Teresa Pollidori "STANZE"
A cura di: Gabriella Brembati testi di Matteo Galbiati e Loredana Rea
. I luoghi della memoria vengono esplorati e rielaborati con strumenti digitali attraverso una metodologia di matrice pittorica ma che rifugge da ogni suggestione della materia. Pollidori cancella ogni immediatezza e spontaneità come se il ricordo fosse frutto esclusivo di una elaborazione mentale.--------------------------
STANZE è il titolo delle 10 opere fotografiche che concludono il lungo periodo dedicato al recupero evocativo della casa natale. I luoghi della memoria vengono esplorati e rielaborati con strumenti digitali attraverso una metodologia operativa di matrice pittorica ma che rifugge da ogni suggestione della materia.

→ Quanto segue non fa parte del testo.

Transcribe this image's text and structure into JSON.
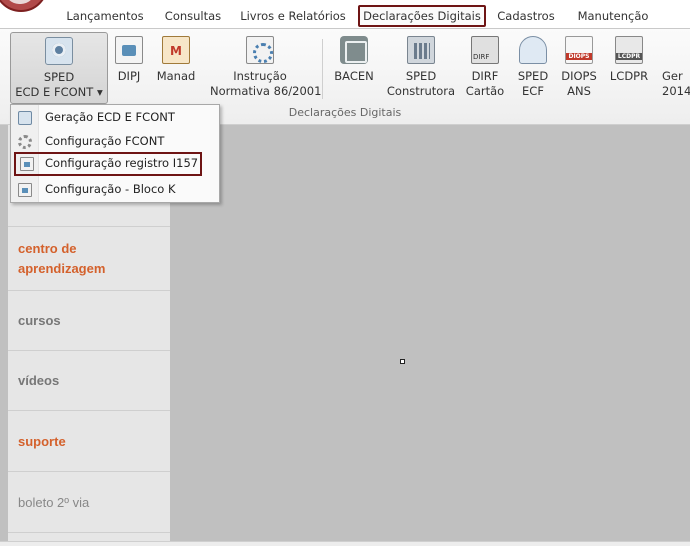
{
  "tabs": [
    {
      "label": "Lançamentos",
      "active": false
    },
    {
      "label": "Consultas",
      "active": false
    },
    {
      "label": "Livros e Relatórios",
      "active": false
    },
    {
      "label": "Declarações Digitais",
      "active": true
    },
    {
      "label": "Cadastros",
      "active": false
    },
    {
      "label": "Manutenção",
      "active": false
    }
  ],
  "ribbon": {
    "group_label": "Declarações Digitais",
    "buttons": [
      {
        "line1": "SPED",
        "line2": "ECD E FCONT ▾",
        "icon": "sped-icon"
      },
      {
        "line1": "DIPJ",
        "line2": "",
        "icon": "dipj-icon"
      },
      {
        "line1": "Manad",
        "line2": "",
        "icon": "manad-icon"
      },
      {
        "line1": "Instrução",
        "line2": "Normativa 86/2001",
        "icon": "instrucao-icon"
      },
      {
        "line1": "BACEN",
        "line2": "",
        "icon": "bacen-icon"
      },
      {
        "line1": "SPED",
        "line2": "Construtora",
        "icon": "construtora-icon"
      },
      {
        "line1": "DIRF",
        "line2": "Cartão",
        "icon": "dirf-icon"
      },
      {
        "line1": "SPED",
        "line2": "ECF",
        "icon": "ecf-icon"
      },
      {
        "line1": "DIOPS",
        "line2": "ANS",
        "icon": "diops-icon"
      },
      {
        "line1": "LCDPR",
        "line2": "",
        "icon": "lcdpr-icon"
      },
      {
        "line1": "Ger",
        "line2": "2014",
        "icon": ""
      }
    ]
  },
  "dropdown": {
    "items": [
      {
        "label": "Geração ECD E FCONT",
        "icon": "sped-icon",
        "highlighted": false
      },
      {
        "label": "Configuração FCONT",
        "icon": "gear-icon",
        "highlighted": false
      },
      {
        "label": "Configuração registro I157",
        "icon": "document-icon",
        "highlighted": true
      },
      {
        "label": "Configuração - Bloco K",
        "icon": "document-icon",
        "highlighted": false
      }
    ]
  },
  "sidebar": {
    "items": [
      {
        "label": "centro de aprendizagem",
        "style": "accent"
      },
      {
        "label": "cursos",
        "style": "muted"
      },
      {
        "label": "vídeos",
        "style": "muted"
      },
      {
        "label": "suporte",
        "style": "accent"
      },
      {
        "label": "boleto 2º via",
        "style": "normal"
      }
    ]
  },
  "colors": {
    "highlight_border": "#6e1414",
    "accent_text": "#d4612c",
    "workspace": "#c0c0c0"
  }
}
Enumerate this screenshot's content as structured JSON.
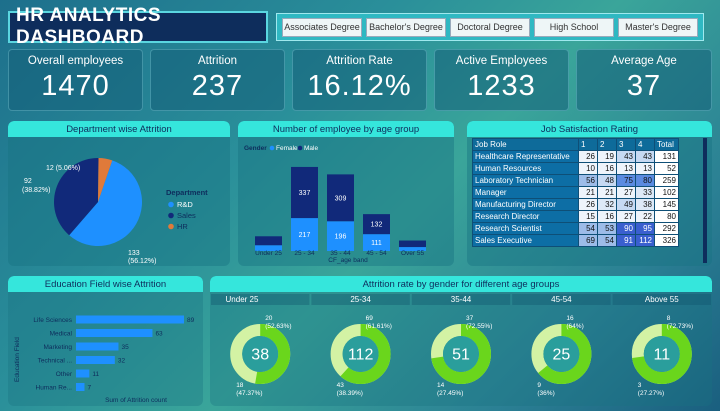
{
  "title": "HR ANALYTICS DASHBOARD",
  "slicer": [
    "Associates Degree",
    "Bachelor's Degree",
    "Doctoral Degree",
    "High School",
    "Master's Degree"
  ],
  "kpis": [
    {
      "label": "Overall employees",
      "value": "1470"
    },
    {
      "label": "Attrition",
      "value": "237"
    },
    {
      "label": "Attrition Rate",
      "value": "16.12%"
    },
    {
      "label": "Active Employees",
      "value": "1233"
    },
    {
      "label": "Average Age",
      "value": "37"
    }
  ],
  "dept": {
    "title": "Department wise Attrition",
    "legend_title": "Department",
    "chart_data": {
      "type": "pie",
      "labels": [
        "R&D",
        "Sales",
        "HR"
      ],
      "values": [
        133,
        92,
        12
      ],
      "percents": [
        "56.12%",
        "38.82%",
        "5.06%"
      ],
      "colors": [
        "#1e90ff",
        "#11297a",
        "#e07a3a"
      ]
    }
  },
  "age": {
    "title": "Number of employee by age group",
    "legend_label": "Gender",
    "xlabel": "CF_age band",
    "chart_data": {
      "type": "bar",
      "categories": [
        "Under 25",
        "25 - 34",
        "35 - 44",
        "45 - 54",
        "Over 55"
      ],
      "series": [
        {
          "name": "Female",
          "values": [
            38,
            217,
            196,
            111,
            26
          ],
          "color": "#1e90ff"
        },
        {
          "name": "Male",
          "values": [
            59,
            337,
            309,
            132,
            43
          ],
          "color": "#11297a"
        }
      ],
      "labels_female": [
        "",
        "217",
        "196",
        "111",
        ""
      ],
      "labels_male": [
        "",
        "337",
        "309",
        "132",
        ""
      ]
    }
  },
  "jsr": {
    "title": "Job Satisfaction Rating",
    "headers": [
      "Job Role",
      "1",
      "2",
      "3",
      "4",
      "Total"
    ],
    "rows": [
      [
        "Healthcare Representative",
        "26",
        "19",
        "43",
        "43",
        "131"
      ],
      [
        "Human Resources",
        "10",
        "16",
        "13",
        "13",
        "52"
      ],
      [
        "Laboratory Technician",
        "56",
        "48",
        "75",
        "80",
        "259"
      ],
      [
        "Manager",
        "21",
        "21",
        "27",
        "33",
        "102"
      ],
      [
        "Manufacturing Director",
        "26",
        "32",
        "49",
        "38",
        "145"
      ],
      [
        "Research Director",
        "15",
        "16",
        "27",
        "22",
        "80"
      ],
      [
        "Research Scientist",
        "54",
        "53",
        "90",
        "95",
        "292"
      ],
      [
        "Sales Executive",
        "69",
        "54",
        "91",
        "112",
        "326"
      ]
    ]
  },
  "edu": {
    "title": "Education Field wise Attrition",
    "ylabel": "Education Field",
    "xlabel": "Sum of Attrition count",
    "chart_data": {
      "type": "bar",
      "categories": [
        "Life Sciences",
        "Medical",
        "Marketing",
        "Technical ...",
        "Other",
        "Human Re..."
      ],
      "values": [
        89,
        63,
        35,
        32,
        11,
        7
      ],
      "color": "#1e90ff"
    }
  },
  "gender": {
    "title": "Attrition rate by gender for different age groups",
    "chart_data": {
      "type": "pie",
      "groups": [
        {
          "label": "Under 25",
          "total": "38",
          "top": "20",
          "top_pct": "(52.63%)",
          "bottom": "18",
          "bottom_pct": "(47.37%)",
          "green_fraction": 0.5263
        },
        {
          "label": "25-34",
          "total": "112",
          "top": "69",
          "top_pct": "(61.61%)",
          "bottom": "43",
          "bottom_pct": "(38.39%)",
          "green_fraction": 0.6161
        },
        {
          "label": "35-44",
          "total": "51",
          "top": "37",
          "top_pct": "(72.55%)",
          "bottom": "14",
          "bottom_pct": "(27.45%)",
          "green_fraction": 0.7255
        },
        {
          "label": "45-54",
          "total": "25",
          "top": "16",
          "top_pct": "(64%)",
          "bottom": "9",
          "bottom_pct": "(36%)",
          "green_fraction": 0.64
        },
        {
          "label": "Above 55",
          "total": "11",
          "top": "8",
          "top_pct": "(72.73%)",
          "bottom": "3",
          "bottom_pct": "(27.27%)",
          "green_fraction": 0.7273
        }
      ],
      "colors": {
        "green": "#6ad61c",
        "light": "#d3f2a4"
      }
    }
  }
}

Pollidori cancella ogni immediatezza e spontaneità come se il ricordo fosse frutto esclusivo di una elaborazione mentale. Costringe le immagini in spazi atemporali, collocandole in un’atmosfera metafisica.
Atmosfera che la riallaccia alle “Piazze” di De Chirico, ai “Paesaggi” di Carrà, agli “Interni” di Hopper. Artisti appartenenti al passato prossimo della Storia dell’Arte e accomunati da un sentimento di solitudine, di silenzio ma anche di “calore materico”. Pollidori invece, protagonista della contemporaneità, ricerca e sottolinea il sentimento di straniamento rinunciando alla “fisicità materica della pittura” a favore della freddezza del linguaggio digitale.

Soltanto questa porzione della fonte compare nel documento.